Social media is awash in questionable content, particularly for kids, but there are some corners of the internet that parents trust more than others, according to a survey from PrivacyHQ.
By Eric Griffith
I have a 4-year-old, and the only apps he uses unsupervised on the tablet are kid-specific: They include PBS Kids, plus his curated-by-me Netflix and Paramount+ profiles. He sometimes uses YouTube, but I supervise that in person, so he doesn’t click off into something he shouldn’t see.
Some parents consider YouTube the safest of the social media options available for kids, according to a survey from PrivacyHQ. The advocacy site (and VPN reviewer) surveyed 1,013 parents with kids below age 18–659 of whom have kids under 13 between Jan. 7–11, and key among the findings is that 69% of parents believe social media has an influence on kids.
Children replicating dangerous trends on TikTok and other platforms is a big worry; remember the Tide Pod Challenge? YouTube has long been awash in bizarre, children-targeting videos. The most-watched content on YouTube is for—or features—children. Which is probably why YouTube created the standalone YouTube Kids app. Though it had a rocky start, YouTube Kids is now the platform parents think is the safest for young viewers, at 68%. Regular YouTube is not far behind at 56% of parents who agree. TikTok is at the bottom at 35%.
Safety is the key; it’s near-impossible for today’s parents to keep kids offline. Ninety-five percent of parents said they’ve talked with their kids about some form of internet safety, but the numbers are low on the specifics. Fifty-one percent of respondents have talked about cyber predators and never meeting a stranger in person. The stats are under 50% on everything else, including cyberbullying, trolls, addiction, and not posting personal info.

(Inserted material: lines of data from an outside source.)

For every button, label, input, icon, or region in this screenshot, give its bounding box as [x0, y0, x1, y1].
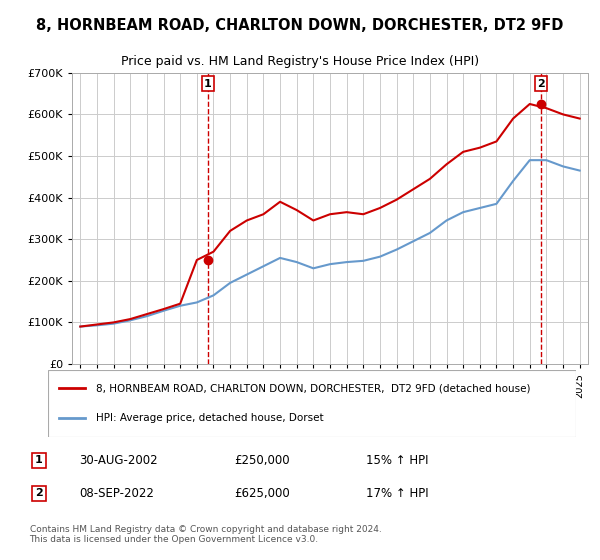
Text: £625,000: £625,000 — [234, 487, 290, 500]
Text: £250,000: £250,000 — [234, 454, 289, 467]
Text: Price paid vs. HM Land Registry's House Price Index (HPI): Price paid vs. HM Land Registry's House … — [121, 55, 479, 68]
Text: 17% ↑ HPI: 17% ↑ HPI — [366, 487, 429, 500]
Text: 15% ↑ HPI: 15% ↑ HPI — [366, 454, 429, 467]
Text: Contains HM Land Registry data © Crown copyright and database right 2024.
This d: Contains HM Land Registry data © Crown c… — [29, 525, 381, 544]
Text: 1: 1 — [204, 78, 212, 88]
Text: 08-SEP-2022: 08-SEP-2022 — [79, 487, 154, 500]
Text: 1: 1 — [35, 455, 43, 465]
Text: 30-AUG-2002: 30-AUG-2002 — [79, 454, 158, 467]
FancyBboxPatch shape — [48, 370, 576, 437]
Text: 2: 2 — [537, 78, 545, 88]
Text: 8, HORNBEAM ROAD, CHARLTON DOWN, DORCHESTER,  DT2 9FD (detached house): 8, HORNBEAM ROAD, CHARLTON DOWN, DORCHES… — [95, 384, 530, 394]
Text: 8, HORNBEAM ROAD, CHARLTON DOWN, DORCHESTER, DT2 9FD: 8, HORNBEAM ROAD, CHARLTON DOWN, DORCHES… — [37, 18, 563, 33]
Text: 2: 2 — [35, 488, 43, 498]
Text: HPI: Average price, detached house, Dorset: HPI: Average price, detached house, Dors… — [95, 413, 323, 423]
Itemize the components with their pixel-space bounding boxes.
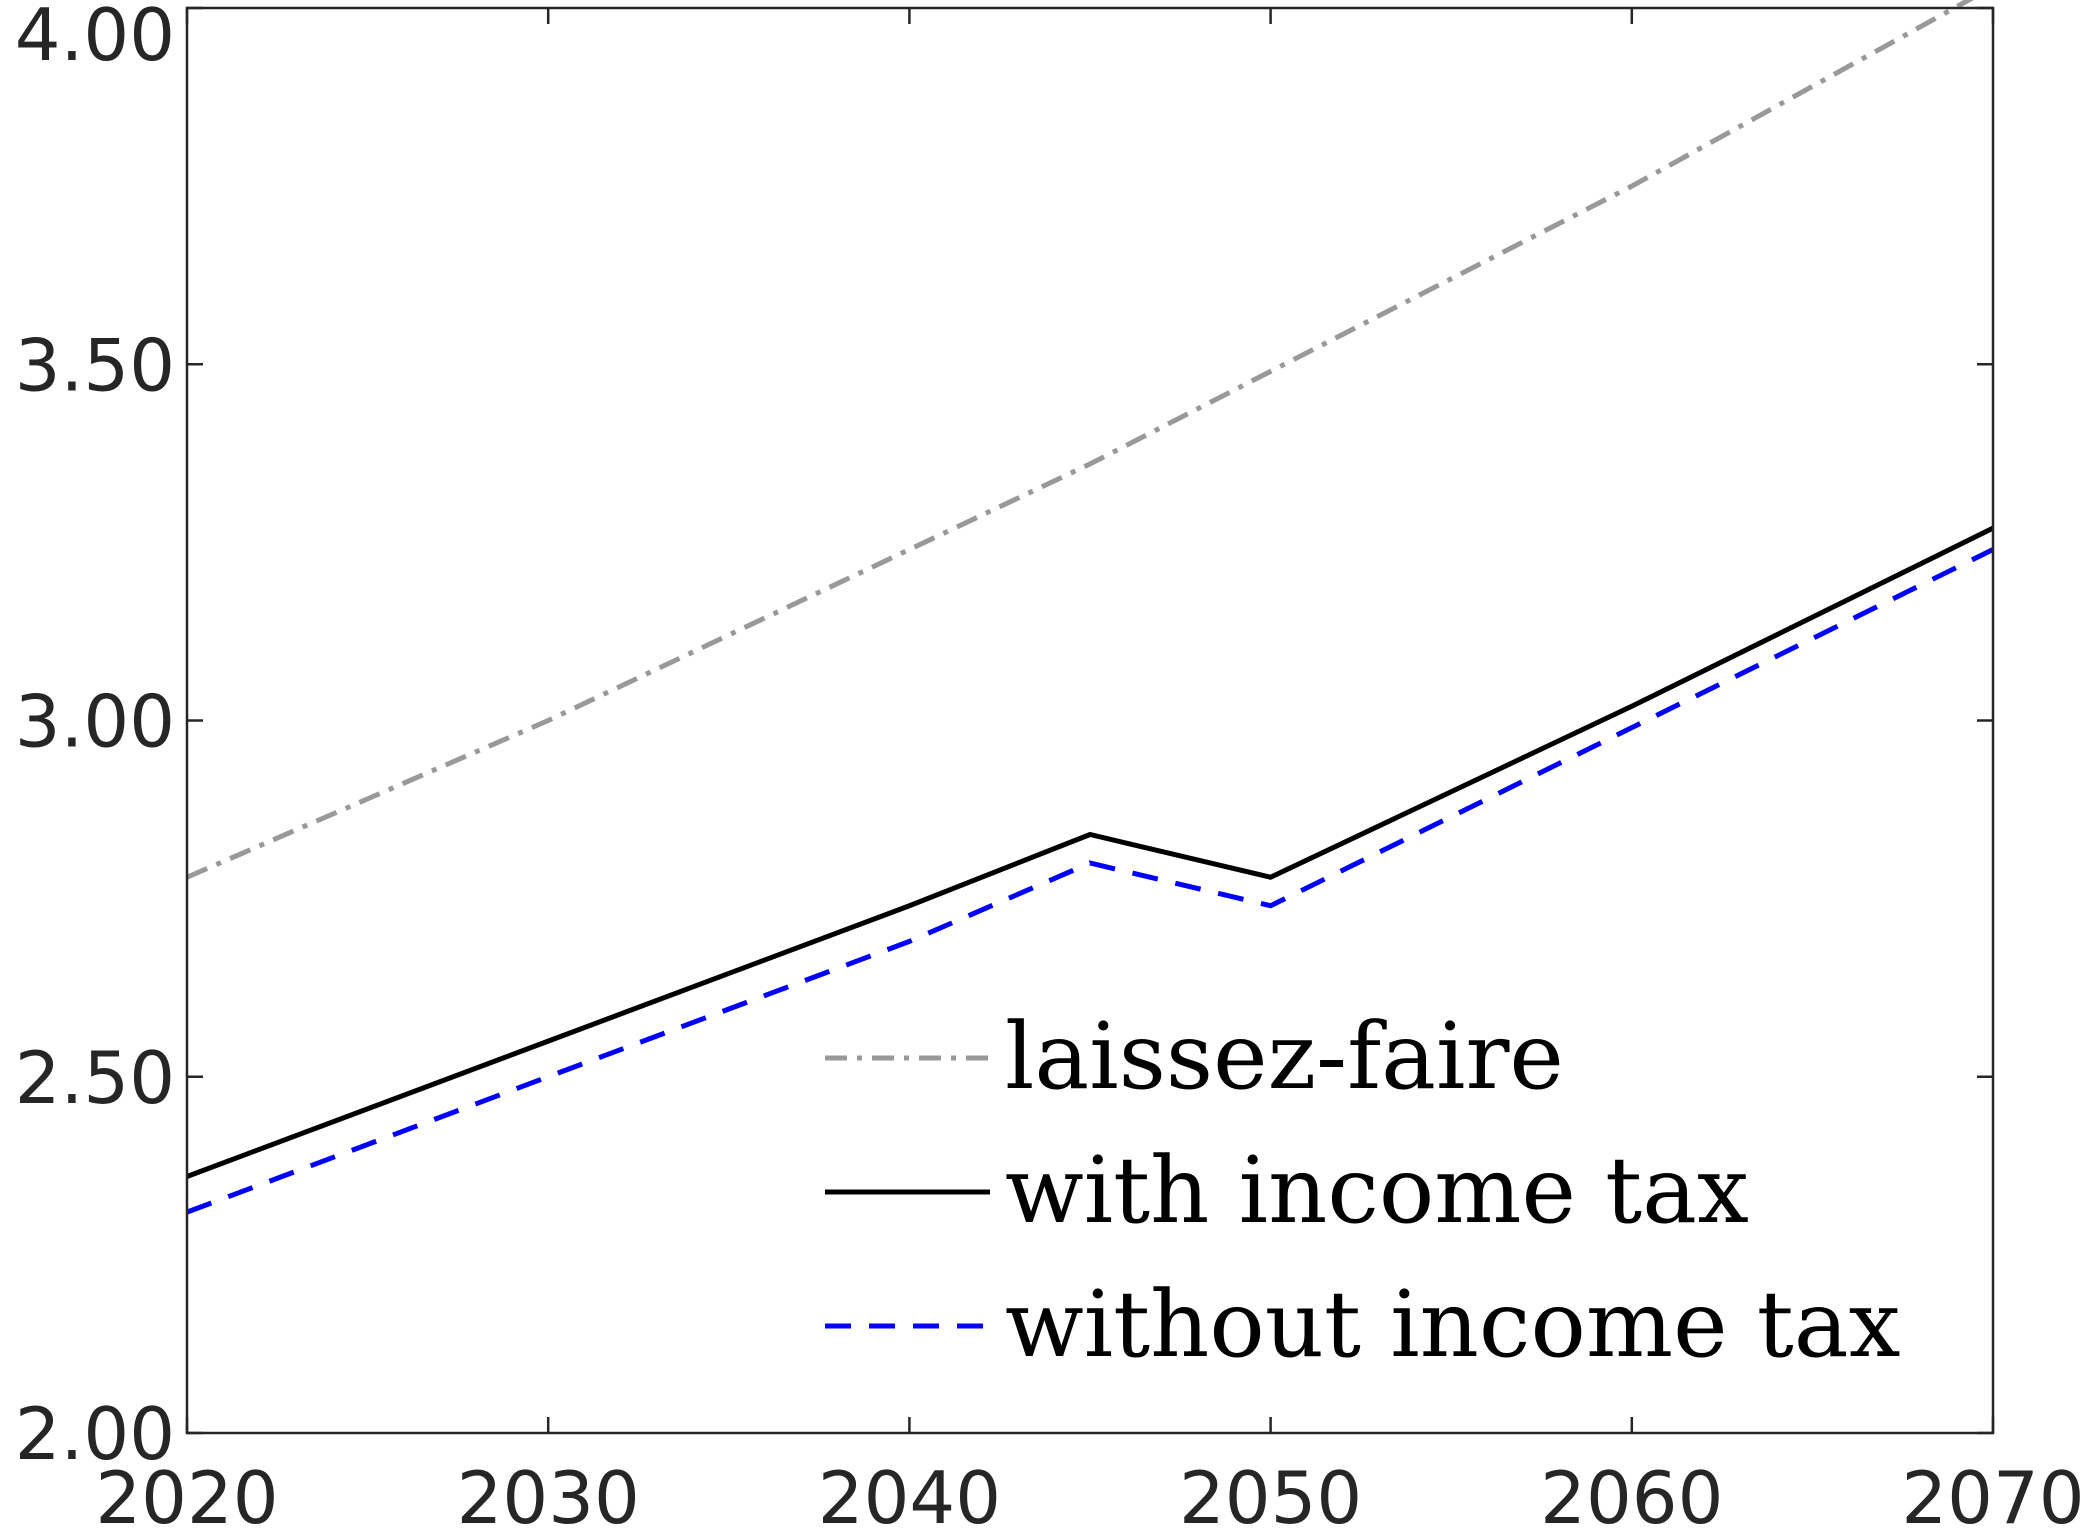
legend-label: laissez-faire	[1005, 1003, 1564, 1110]
x-tick-label: 2060	[1540, 1456, 1723, 1531]
x-tick-label: 2040	[818, 1456, 1001, 1531]
x-tick-label: 2030	[457, 1456, 640, 1531]
y-tick-label: 2.00	[15, 1392, 175, 1476]
legend: laissez-faire with income tax without inco…	[825, 1003, 1900, 1378]
x-tick-label: 2020	[95, 1456, 278, 1531]
y-tick-label: 2.50	[15, 1036, 175, 1120]
legend-label: without income tax	[1005, 1271, 1900, 1378]
y-tick-label: 3.50	[15, 323, 175, 407]
x-tick-label: 2050	[1179, 1456, 1362, 1531]
ticks-layer: 2020 2030 2040 2050 2060 2070 2.00 2.50 3.00 3.50…	[15, 0, 2083, 1536]
series-line-without-income-tax	[186, 547, 1995, 1215]
y-tick-label: 3.00	[15, 680, 175, 764]
series-layer	[186, 0, 1995, 1215]
x-tick-label: 2070	[1901, 1456, 2083, 1531]
y-tick-label: 4.00	[15, 0, 175, 77]
series-line-laissez-faire	[186, 0, 1974, 880]
legend-label: with income tax	[1005, 1137, 1749, 1244]
series-line-with-income-tax	[186, 525, 1995, 1179]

Age 13 is the magic cutoff for most parents—73% said that kids shouldn’t have social media access before then. The majority also all agree with statements about setting restrictions and the potential social media has to be addictive, bad for mental health, and outright dangerous.
Yet not only do 57% of parents let their children under 13 use social media—in particular, YouTube and Instagram, mostly to play games or watch videos-49% let kids under 13 create their own social media accounts. In theory, most social media platforms ban kids under 13 to comply with the US Children’s Online Privacy Protection Act, though it’s easy to get around that.
Kids used to want to be famous for things like singing or acting. But 64% of parents say their kid has already mentioned how much they want to be an influencer. Eighty-one percent said they’d support that; 31% of those who let their under-13 kid use social media did it to support their kid’s content creation dreams. (After all, it may pay for college or a new house one day.)
Still, parents claim they don’t want their kids to use social media as much as they do. With the average American spending 1,300 hours a year on social in 2020, according to Uswitch, that makes good sense. So set a good example for the youth—save your TikTok viewing for your private time, like that 5 minutes you get in the bathroom. Assuming your influencer kid isn’t knocking on the door the whole time.